La première phrase de la préface du livre rapporte les mots de Barthes dans Journal de deuil : “Sans doute je serai mal, tant que je n’aurai pas écrit quelque chose à partir d’elle.” La phrase éclaire le texte justement écrit le 10 février pour ma sœur. Je mets alors des mots, il est à peine 9h, sur ce besoin d’écrire à la mort de mon père et de ma sœur, vite. Il s’agit, s’agissait alors de me libérer de quelque chose, de faire remonter à la surface une part – peut-être la plus importante, mais pas la seule – de ce que nous étions pour ne plus avoir à l’écrire plus tard. Être moins mal, à supposer qu’on puisse l’être moins dans les heures qui suivent le mot fin, en ne gardant pas en soi.

Et puis le ciel bleu m’appelle.
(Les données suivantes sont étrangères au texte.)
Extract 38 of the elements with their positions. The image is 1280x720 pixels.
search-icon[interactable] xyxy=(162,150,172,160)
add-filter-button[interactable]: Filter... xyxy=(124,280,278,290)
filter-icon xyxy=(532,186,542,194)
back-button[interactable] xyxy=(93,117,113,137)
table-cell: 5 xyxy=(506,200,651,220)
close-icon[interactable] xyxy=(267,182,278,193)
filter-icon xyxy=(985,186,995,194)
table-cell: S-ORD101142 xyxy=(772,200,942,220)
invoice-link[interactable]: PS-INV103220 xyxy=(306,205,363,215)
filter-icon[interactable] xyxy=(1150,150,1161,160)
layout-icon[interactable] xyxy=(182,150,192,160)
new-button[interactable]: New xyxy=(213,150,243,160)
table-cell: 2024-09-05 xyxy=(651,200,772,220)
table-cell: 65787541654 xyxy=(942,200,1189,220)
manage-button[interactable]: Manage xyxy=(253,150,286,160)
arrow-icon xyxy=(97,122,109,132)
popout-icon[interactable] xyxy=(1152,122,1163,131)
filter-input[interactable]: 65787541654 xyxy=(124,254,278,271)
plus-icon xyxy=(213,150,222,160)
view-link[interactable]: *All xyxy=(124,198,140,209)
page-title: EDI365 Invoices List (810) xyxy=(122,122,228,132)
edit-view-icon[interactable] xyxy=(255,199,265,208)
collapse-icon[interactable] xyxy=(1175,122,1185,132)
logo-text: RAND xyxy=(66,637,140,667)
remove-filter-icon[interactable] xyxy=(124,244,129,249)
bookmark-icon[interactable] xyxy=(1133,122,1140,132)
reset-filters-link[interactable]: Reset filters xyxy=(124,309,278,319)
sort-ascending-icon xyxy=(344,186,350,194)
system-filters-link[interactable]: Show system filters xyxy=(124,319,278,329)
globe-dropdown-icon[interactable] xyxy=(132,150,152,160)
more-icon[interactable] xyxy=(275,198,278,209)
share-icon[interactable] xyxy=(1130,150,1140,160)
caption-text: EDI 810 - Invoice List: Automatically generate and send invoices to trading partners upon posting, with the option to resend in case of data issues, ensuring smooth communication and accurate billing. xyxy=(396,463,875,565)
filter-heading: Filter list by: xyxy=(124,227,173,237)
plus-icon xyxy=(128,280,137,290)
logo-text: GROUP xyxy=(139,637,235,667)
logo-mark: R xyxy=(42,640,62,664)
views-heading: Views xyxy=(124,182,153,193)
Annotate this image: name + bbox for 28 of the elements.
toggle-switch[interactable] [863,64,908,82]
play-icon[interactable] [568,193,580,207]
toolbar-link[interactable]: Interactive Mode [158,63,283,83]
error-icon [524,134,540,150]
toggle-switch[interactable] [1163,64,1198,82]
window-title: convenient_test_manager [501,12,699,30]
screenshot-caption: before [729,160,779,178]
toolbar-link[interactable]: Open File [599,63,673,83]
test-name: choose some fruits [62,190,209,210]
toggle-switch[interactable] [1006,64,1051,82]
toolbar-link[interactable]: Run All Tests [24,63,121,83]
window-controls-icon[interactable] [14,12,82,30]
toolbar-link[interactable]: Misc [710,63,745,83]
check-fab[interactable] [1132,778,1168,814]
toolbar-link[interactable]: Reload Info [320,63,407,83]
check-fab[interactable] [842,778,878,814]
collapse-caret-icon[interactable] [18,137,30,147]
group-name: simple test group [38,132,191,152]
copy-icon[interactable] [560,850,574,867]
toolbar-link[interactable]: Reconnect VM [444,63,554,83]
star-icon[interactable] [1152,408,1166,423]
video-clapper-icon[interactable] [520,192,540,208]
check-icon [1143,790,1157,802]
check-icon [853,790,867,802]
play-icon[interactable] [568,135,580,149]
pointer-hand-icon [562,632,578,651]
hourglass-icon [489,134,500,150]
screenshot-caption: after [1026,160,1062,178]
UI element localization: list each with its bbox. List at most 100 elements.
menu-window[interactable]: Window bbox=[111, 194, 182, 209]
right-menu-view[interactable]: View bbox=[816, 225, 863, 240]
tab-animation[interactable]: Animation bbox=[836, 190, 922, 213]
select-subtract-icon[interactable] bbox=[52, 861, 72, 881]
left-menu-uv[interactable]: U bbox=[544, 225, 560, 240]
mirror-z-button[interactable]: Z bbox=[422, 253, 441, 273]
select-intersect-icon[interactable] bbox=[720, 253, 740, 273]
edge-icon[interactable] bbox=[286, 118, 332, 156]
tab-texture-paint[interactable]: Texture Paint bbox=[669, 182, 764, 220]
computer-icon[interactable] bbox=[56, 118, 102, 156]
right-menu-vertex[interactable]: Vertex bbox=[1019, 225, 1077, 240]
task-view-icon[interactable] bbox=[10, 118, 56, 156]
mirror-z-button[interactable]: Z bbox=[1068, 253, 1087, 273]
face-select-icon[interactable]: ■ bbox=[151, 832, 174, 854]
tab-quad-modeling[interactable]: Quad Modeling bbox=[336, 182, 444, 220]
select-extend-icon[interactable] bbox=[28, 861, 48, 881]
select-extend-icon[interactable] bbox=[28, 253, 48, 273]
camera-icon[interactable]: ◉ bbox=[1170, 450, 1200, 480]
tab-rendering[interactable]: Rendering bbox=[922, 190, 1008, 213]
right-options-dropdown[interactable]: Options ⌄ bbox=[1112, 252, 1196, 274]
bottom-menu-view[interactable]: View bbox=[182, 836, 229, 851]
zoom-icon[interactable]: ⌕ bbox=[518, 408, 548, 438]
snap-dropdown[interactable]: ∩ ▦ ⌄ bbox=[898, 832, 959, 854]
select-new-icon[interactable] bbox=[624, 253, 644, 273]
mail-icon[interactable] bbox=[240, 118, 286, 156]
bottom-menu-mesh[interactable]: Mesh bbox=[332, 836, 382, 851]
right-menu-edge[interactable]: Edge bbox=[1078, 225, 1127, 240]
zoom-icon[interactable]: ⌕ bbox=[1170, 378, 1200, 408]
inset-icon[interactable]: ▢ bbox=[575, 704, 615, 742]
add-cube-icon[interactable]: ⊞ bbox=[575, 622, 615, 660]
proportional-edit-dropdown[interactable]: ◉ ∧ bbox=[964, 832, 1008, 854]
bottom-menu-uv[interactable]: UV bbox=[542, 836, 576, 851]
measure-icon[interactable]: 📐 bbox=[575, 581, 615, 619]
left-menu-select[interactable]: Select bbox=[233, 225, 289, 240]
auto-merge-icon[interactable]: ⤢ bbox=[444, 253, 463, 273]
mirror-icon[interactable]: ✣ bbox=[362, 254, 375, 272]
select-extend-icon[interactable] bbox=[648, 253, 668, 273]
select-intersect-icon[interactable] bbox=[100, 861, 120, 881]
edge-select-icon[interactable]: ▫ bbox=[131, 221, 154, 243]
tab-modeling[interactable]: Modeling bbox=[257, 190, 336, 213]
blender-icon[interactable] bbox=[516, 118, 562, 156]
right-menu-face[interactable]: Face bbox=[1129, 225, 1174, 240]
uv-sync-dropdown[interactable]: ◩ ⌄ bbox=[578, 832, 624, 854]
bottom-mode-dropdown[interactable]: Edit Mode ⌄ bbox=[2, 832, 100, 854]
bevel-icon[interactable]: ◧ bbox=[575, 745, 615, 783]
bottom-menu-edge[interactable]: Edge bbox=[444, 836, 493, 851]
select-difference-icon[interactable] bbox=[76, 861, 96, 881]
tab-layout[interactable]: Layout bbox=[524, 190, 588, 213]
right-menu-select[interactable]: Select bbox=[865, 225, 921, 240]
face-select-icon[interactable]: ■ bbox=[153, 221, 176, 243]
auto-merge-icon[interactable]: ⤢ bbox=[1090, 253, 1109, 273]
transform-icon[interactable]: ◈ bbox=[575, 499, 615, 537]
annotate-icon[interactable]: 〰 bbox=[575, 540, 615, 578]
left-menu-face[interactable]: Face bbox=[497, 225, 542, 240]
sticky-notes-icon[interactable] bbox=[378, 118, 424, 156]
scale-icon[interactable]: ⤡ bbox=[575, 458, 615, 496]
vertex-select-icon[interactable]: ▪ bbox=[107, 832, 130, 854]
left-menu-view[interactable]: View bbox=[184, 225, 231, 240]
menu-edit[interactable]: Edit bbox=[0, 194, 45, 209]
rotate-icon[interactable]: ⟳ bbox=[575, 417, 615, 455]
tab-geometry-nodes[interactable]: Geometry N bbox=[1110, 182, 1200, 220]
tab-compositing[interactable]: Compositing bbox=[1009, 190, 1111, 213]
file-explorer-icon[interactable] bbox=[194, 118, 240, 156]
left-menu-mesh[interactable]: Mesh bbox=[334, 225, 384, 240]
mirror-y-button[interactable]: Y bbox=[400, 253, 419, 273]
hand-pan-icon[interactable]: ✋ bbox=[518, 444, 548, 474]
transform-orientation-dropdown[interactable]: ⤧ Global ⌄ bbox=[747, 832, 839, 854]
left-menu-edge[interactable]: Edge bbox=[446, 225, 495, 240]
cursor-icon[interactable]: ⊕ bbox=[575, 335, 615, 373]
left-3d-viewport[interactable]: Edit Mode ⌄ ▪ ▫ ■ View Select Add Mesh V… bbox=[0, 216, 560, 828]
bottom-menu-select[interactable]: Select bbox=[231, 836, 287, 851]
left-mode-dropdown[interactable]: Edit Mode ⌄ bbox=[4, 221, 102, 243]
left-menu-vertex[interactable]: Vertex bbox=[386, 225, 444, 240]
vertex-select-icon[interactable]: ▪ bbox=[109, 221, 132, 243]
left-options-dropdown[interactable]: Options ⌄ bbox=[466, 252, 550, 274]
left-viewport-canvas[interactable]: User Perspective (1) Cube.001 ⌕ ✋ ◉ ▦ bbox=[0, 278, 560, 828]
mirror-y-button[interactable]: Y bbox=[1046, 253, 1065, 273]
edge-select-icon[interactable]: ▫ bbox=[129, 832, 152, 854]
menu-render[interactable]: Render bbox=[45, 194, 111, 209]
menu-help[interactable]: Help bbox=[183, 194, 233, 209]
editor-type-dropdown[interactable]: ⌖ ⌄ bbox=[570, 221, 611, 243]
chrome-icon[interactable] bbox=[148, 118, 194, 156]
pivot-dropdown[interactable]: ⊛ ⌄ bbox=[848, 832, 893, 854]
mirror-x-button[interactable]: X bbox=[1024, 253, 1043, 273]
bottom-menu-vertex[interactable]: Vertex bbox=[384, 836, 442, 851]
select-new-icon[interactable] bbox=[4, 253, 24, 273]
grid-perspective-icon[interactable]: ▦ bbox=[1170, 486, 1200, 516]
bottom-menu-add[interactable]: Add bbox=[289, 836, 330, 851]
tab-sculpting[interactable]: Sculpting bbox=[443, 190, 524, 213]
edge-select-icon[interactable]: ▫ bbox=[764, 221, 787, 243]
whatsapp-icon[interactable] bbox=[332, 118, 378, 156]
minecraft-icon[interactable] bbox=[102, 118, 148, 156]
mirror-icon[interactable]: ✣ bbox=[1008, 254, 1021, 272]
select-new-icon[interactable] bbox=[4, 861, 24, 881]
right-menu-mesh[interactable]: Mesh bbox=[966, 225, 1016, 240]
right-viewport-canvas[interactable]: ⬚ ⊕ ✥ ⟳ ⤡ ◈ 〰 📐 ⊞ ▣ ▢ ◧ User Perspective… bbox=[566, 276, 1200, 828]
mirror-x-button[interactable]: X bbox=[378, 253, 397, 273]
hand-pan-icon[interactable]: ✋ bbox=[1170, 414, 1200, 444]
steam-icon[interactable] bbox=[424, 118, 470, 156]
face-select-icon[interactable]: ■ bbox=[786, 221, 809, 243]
Je dois écrire, mais je sens qu’il faut d’abord m’éloigner un peu de l’écran, alors je vais sur les quais, ça fait du bien de voir les gens, et puis je crois que le livre d’Annie Ernaux entamé hier me ramène à autrefois : les autres plutôt que moi. Les regarder, les dire, certains dans leur solitude.

© Nord-Ouest Films/StudioCanal/France 2 Cinéma/Artémis Productions
::: Thomas Cailley ; Le Règne animal, 2023

Dimanche 25 février 2024

Sur une page d’un carnet, je note les jours vides, c’est-à-dire les jours sans mots ni images, entre le 3 avril et le 21 septembre 2019, voire au-delà. Comment leur donner une place ? Comment, sans s’abrutir de mièvrerie, et faisant défiler des myriades de smileys et de petits cœurs dont j’ignore le sens que tu leur donnais, je peux parler de nous ? Le manuscrit, attendu, s’étoffe doucement. Mon temps est rongé par le travail, je peux enfin reprendre l’ouvrage. Mon temps, à nouveau, est adouci par le plaisir de chercher  ; l’écriture est une douleur exquise, comme un pincement.